Here we present CellStitch, a pipeline that applies optimal transport to segment and reconstruct cells from 3D images without requiring large 3D training datasets. Optimal transport studies the best way of transforming a source distribution into a target distribution [15]; it is a natural way to pose matching problems and hence has been widely studied in mathematics, economics, and statistics. Recently, optimal transport has also been applied in the computer vision and machine learning communities because of the computational efficiency of its relaxation [16].
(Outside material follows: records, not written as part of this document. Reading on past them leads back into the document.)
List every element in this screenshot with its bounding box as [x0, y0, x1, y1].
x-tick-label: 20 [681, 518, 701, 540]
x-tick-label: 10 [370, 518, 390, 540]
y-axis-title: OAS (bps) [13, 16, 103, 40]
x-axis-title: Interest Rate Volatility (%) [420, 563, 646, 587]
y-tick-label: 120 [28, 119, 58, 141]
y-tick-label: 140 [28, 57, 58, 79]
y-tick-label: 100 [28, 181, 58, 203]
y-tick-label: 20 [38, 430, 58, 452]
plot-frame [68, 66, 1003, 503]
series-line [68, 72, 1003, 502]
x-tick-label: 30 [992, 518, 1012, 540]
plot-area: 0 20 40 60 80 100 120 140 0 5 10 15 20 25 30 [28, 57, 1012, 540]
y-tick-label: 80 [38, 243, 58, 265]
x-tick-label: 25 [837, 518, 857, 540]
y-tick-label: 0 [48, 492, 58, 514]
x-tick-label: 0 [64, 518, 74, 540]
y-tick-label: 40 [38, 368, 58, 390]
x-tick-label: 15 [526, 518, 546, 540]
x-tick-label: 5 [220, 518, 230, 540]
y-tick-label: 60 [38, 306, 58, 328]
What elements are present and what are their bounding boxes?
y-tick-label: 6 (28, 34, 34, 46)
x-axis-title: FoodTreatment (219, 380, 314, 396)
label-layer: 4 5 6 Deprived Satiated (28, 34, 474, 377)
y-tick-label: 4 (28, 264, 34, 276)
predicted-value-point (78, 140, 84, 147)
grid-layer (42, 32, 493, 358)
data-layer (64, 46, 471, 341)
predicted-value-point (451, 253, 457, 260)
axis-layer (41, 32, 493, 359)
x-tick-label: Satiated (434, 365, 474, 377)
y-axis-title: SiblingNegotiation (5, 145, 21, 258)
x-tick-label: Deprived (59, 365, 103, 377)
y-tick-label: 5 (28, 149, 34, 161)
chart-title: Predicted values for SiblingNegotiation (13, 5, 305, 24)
CellStitch focuses on stitching 2D masks along one dimension. Hence, CellStitch does not require end-to-end training of any 3D network. Additionally, in contrast to a commonly-used stitching method [8] that fails to incorporate crucial information from the other directions, CellStitch uses optimal transport to trace cells across image layers and then uses segmentations from the other two directions to guide the declaration of new cells. In particular, to find correspondence between cells in adjacent layers, we model the layers as certain associated discrete distributions and obtain the optimal correspondence of cells based on the optimal transport plan. The CellStitch framework is illustrated in Fig. [1].

To summarize, the main contributions of our work are as follows:

We formulate the problem of finding correspondence between cells from adjacent layers in terms of optimal transport using a novel cost matrix. In particular, we highlight the importance of using pairwise cell overlaps to compute the cost matrix for the given task instead of the widely-used pairwise distances.

We design a framework to segment cells from 3D images that does not require end-to-end training of 3D networks. This is achieved by using the optimal transport plan to infer cell correspondence across different layers, and leveraging 2D segmentations from the other projections to resolve the stitching ambiguity of the matched cell slices.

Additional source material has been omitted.